Verkaufen oder zukaufen?

Mehrere Monate und unzählige Lektionen später sprechen wir noch einmal mit Stefan Undorf, der tatsächlich Journalist ist, aber sagt, er wäre keiner, weil er eigentlich lieber Software programmiert. Die Skype-Verbindung ist von guter Qualität, reißt aber mehrfach ab, vielleicht einmal wieder Stromausfall, vielleicht ist irgendeine Relaisstation kaputt, wer weiß das schon. Stefan Undorf wirkt leicht genervt.

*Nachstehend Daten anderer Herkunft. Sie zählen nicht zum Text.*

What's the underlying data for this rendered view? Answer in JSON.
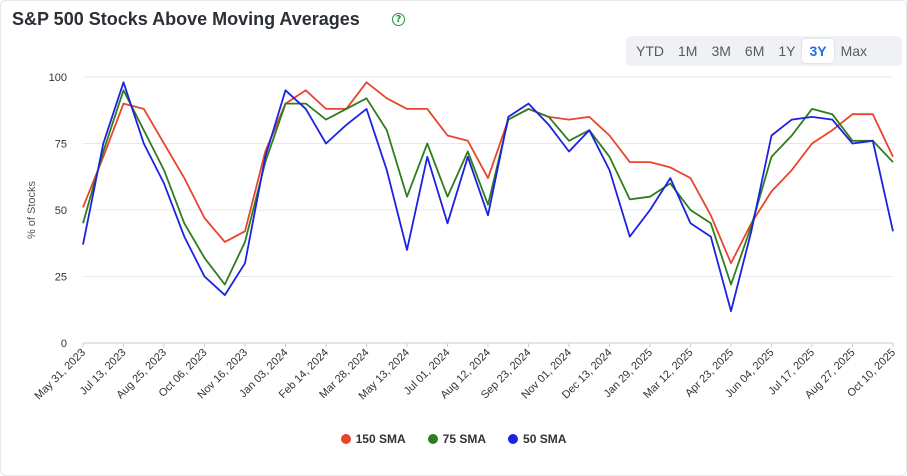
{
  "header": {
    "title": "S&P 500 Stocks Above Moving Averages"
  },
  "ranges": [
    {
      "label": "YTD",
      "active": false
    },
    {
      "label": "1M",
      "active": false
    },
    {
      "label": "3M",
      "active": false
    },
    {
      "label": "6M",
      "active": false
    },
    {
      "label": "1Y",
      "active": false
    },
    {
      "label": "3Y",
      "active": true
    },
    {
      "label": "Max",
      "active": false
    }
  ],
  "chart_data": {
    "type": "line",
    "title": "S&P 500 Stocks Above Moving Averages",
    "ylabel": "% of Stocks",
    "xlabel": "",
    "ylim": [
      0,
      100
    ],
    "yticks": [
      0,
      25,
      50,
      75,
      100
    ],
    "grid": true,
    "legend_position": "bottom",
    "x_ticks": [
      "May 31, 2023",
      "Jul 13, 2023",
      "Aug 25, 2023",
      "Oct 06, 2023",
      "Nov 16, 2023",
      "Jan 03, 2024",
      "Feb 14, 2024",
      "Mar 28, 2024",
      "May 13, 2024",
      "Jul 01, 2024",
      "Aug 12, 2024",
      "Sep 23, 2024",
      "Nov 01, 2024",
      "Dec 13, 2024",
      "Jan 29, 2025",
      "Mar 12, 2025",
      "Apr 23, 2025",
      "Jun 04, 2025",
      "Jul 17, 2025",
      "Aug 27, 2025",
      "Oct 10, 2025"
    ],
    "x": [
      "May 31, 2023",
      "Jun 21, 2023",
      "Jul 13, 2023",
      "Aug 03, 2023",
      "Aug 25, 2023",
      "Sep 15, 2023",
      "Oct 06, 2023",
      "Oct 27, 2023",
      "Nov 16, 2023",
      "Dec 08, 2023",
      "Jan 03, 2024",
      "Jan 24, 2024",
      "Feb 14, 2024",
      "Mar 06, 2024",
      "Mar 28, 2024",
      "Apr 19, 2024",
      "May 13, 2024",
      "Jun 06, 2024",
      "Jul 01, 2024",
      "Jul 22, 2024",
      "Aug 12, 2024",
      "Sep 03, 2024",
      "Sep 23, 2024",
      "Oct 14, 2024",
      "Nov 01, 2024",
      "Nov 22, 2024",
      "Dec 13, 2024",
      "Jan 07, 2025",
      "Jan 29, 2025",
      "Feb 20, 2025",
      "Mar 12, 2025",
      "Apr 02, 2025",
      "Apr 23, 2025",
      "May 14, 2025",
      "Jun 04, 2025",
      "Jun 25, 2025",
      "Jul 17, 2025",
      "Aug 06, 2025",
      "Aug 27, 2025",
      "Sep 18, 2025",
      "Oct 10, 2025"
    ],
    "series": [
      {
        "name": "150 SMA",
        "color": "#e8452c",
        "values": [
          51,
          70,
          90,
          88,
          75,
          62,
          47,
          38,
          42,
          72,
          90,
          95,
          88,
          88,
          98,
          92,
          88,
          88,
          78,
          76,
          62,
          84,
          88,
          85,
          84,
          85,
          78,
          68,
          68,
          66,
          62,
          48,
          30,
          45,
          57,
          65,
          75,
          80,
          86,
          86,
          70
        ]
      },
      {
        "name": "75 SMA",
        "color": "#2e7d1f",
        "values": [
          45,
          72,
          95,
          80,
          65,
          45,
          32,
          22,
          38,
          68,
          90,
          90,
          84,
          88,
          92,
          80,
          55,
          75,
          55,
          72,
          52,
          84,
          88,
          85,
          76,
          80,
          70,
          54,
          55,
          60,
          50,
          45,
          22,
          44,
          70,
          78,
          88,
          86,
          76,
          76,
          68
        ]
      },
      {
        "name": "50 SMA",
        "color": "#1c22e0",
        "values": [
          37,
          75,
          98,
          75,
          60,
          40,
          25,
          18,
          30,
          70,
          95,
          88,
          75,
          82,
          88,
          65,
          35,
          70,
          45,
          70,
          48,
          85,
          90,
          82,
          72,
          80,
          65,
          40,
          50,
          62,
          45,
          40,
          12,
          42,
          78,
          84,
          85,
          84,
          75,
          76,
          42
        ]
      }
    ]
  }
}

Ob er das "Wochenblatt" weiter betreiben will? "Wenn ich davon überzeugt wäre, dass jemand, der das übernimmt, es besser macht, als wir, würde ich's auch verkaufen." Allerdings hat er gerade eine Anzeige gelesen: Eine andere deutschsprachige Online-Zeitung sucht einen neuen Besitzer. Sie heißt "Paraguay-Rundschau". Undorf ist elektrisiert von dem Angebot: "Da steht, die haben eine Million Seitenaufrufe aus 64 Ländern. Am Tag! Wenn das stimmt, wär's der Hammer."

Stefan Undorf hat sich vorgenommen, da mal genauer nachzuhaken. Eine zweite Zeitung, das wär's doch irgendwie auch. Aktuell sucht das "Wochenblatt" aber erst einmal einen Anzeigenverkäufer. Ohne den geht es nicht, das hat Undorf gelernt.